Why stores have surveillance cameras, Vol. 2

Hello, and thanks again to Walter Olson for welcoming me back to help fill in this week. His prior post reminded me of this surveillance tape I’ve kept after all these years simply for comic relief.

The tape shows one customer casually stroll through the door without incident all the while another intending customer in quite the hurry tries to run in–he thought–through an open door. Instead, it was the plate glass adjacent to the door. He smacks into it bowing the glass and then storms into the store while the other customers gawk at him. The original clip was without sound but I couldn’t resist jazzing it up with Gonna Fly Now from Rocky.

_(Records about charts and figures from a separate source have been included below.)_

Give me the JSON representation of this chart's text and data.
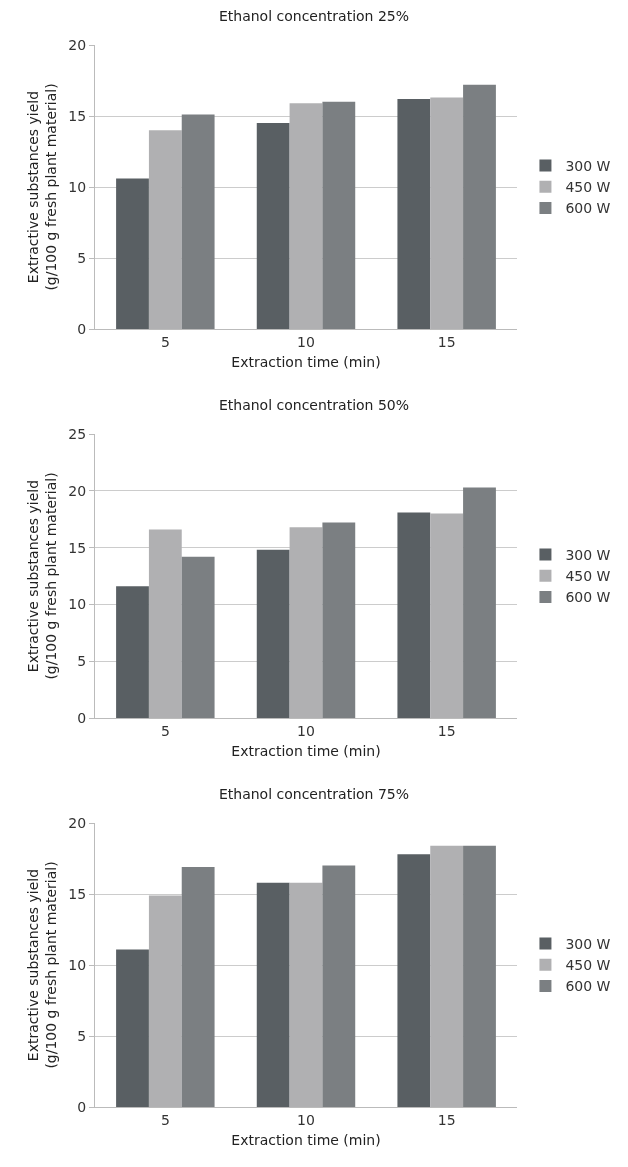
{
  "chart_data": [
    {
      "type": "bar",
      "title": "Ethanol concentration 25%",
      "xlabel": "Extraction time (min)",
      "ylabel": "Extractive substances yield\n(g/100 g fresh plant material)",
      "categories": [
        "5",
        "10",
        "15"
      ],
      "ylim": [
        0,
        20
      ],
      "yticks": [
        0,
        5,
        10,
        15,
        20
      ],
      "grid": "y",
      "legend": "right",
      "series": [
        {
          "name": "300 W",
          "color": "#595f63",
          "values": [
            10.6,
            14.5,
            16.2
          ]
        },
        {
          "name": "450 W",
          "color": "#b0b0b2",
          "values": [
            14.0,
            15.9,
            16.3
          ]
        },
        {
          "name": "600 W",
          "color": "#7b7f82",
          "values": [
            15.1,
            16.0,
            17.2
          ]
        }
      ]
    },
    {
      "type": "bar",
      "title": "Ethanol concentration 50%",
      "xlabel": "Extraction time (min)",
      "ylabel": "Extractive substances yield\n(g/100 g fresh plant material)",
      "categories": [
        "5",
        "10",
        "15"
      ],
      "ylim": [
        0,
        25
      ],
      "yticks": [
        0,
        5,
        10,
        15,
        20,
        25
      ],
      "grid": "y",
      "legend": "right",
      "series": [
        {
          "name": "300 W",
          "color": "#595f63",
          "values": [
            11.6,
            14.8,
            18.1
          ]
        },
        {
          "name": "450 W",
          "color": "#b0b0b2",
          "values": [
            16.6,
            16.8,
            18.0
          ]
        },
        {
          "name": "600 W",
          "color": "#7b7f82",
          "values": [
            14.2,
            17.2,
            20.3
          ]
        }
      ]
    },
    {
      "type": "bar",
      "title": "Ethanol concentration 75%",
      "xlabel": "Extraction time (min)",
      "ylabel": "Extractive substances yield\n(g/100 g fresh plant material)",
      "categories": [
        "5",
        "10",
        "15"
      ],
      "ylim": [
        0,
        20
      ],
      "yticks": [
        0,
        5,
        10,
        15,
        20
      ],
      "grid": "y",
      "legend": "right",
      "series": [
        {
          "name": "300 W",
          "color": "#595f63",
          "values": [
            11.1,
            15.8,
            17.8
          ]
        },
        {
          "name": "450 W",
          "color": "#b0b0b2",
          "values": [
            14.9,
            15.8,
            18.4
          ]
        },
        {
          "name": "600 W",
          "color": "#7b7f82",
          "values": [
            16.9,
            17.0,
            18.4
          ]
        }
      ]
    }
  ]
}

Here’s the Overlawyered part: he made a claim against the store owner; and, the claim was paid as a compromise. Part of the reason why is visible on the video—can you see it?

6 Comments

  • Probably because there wasn’t any stickers or paper hanging on the immobile glass. Usually stores have some sort of visual cue on the immobile glass so as to STOP THE IDIOTS from running into said immobile glass.
    Dumb ass, why oh why do we have to pay higher prices for things, just because some stooopid dipwad gets lucky with a law suit!!?!?!?

    Steve

  • Nosebleed?

  • I always thought those stickers were counterproductive. If it’s an “automatic caution door”, I shouldn’t have to be careful.

  • Yeah, the store owner forgot to put those silhouettes of falcons and eagles on the glass panel the birdbrain ran into.

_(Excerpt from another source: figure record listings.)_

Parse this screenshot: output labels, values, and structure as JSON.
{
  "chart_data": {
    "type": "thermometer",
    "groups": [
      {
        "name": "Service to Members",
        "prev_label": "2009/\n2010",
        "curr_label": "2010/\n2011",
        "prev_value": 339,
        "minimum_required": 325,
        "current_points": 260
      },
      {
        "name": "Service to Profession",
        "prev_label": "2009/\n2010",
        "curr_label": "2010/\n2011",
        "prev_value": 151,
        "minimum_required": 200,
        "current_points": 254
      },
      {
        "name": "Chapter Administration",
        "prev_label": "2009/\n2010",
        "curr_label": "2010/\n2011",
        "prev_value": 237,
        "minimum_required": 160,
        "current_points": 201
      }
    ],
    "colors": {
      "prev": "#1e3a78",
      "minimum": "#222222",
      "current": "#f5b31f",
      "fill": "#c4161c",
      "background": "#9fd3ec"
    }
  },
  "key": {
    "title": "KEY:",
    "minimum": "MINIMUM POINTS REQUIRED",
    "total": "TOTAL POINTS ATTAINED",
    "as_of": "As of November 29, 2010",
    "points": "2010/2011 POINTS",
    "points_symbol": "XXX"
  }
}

    I, on the other hand, always get zapped by the old only-one-of-a-pair-of-door-unlocked gimmick and usually end up with a sprained wrist. I guess it’s my own fault for being left-handed.

  • I witnessed such an event while I was stationed in Okinawa. This woman was in a rush and walked right into the glass, she stumbled backward with a confused look and……immediatly did it again.

  • I don’t buy claims like this. I can understand walking into a glass panel thinking it was a door that pushes OUT, but it is nearly universal in commercial building codes in the US now that you must pull a handle towards yourself on manual doors to enter a building. Even had he aligned himself with an actual door, his action of running towards the door and bouncing/pushing into it STILL would have been the incorrect action!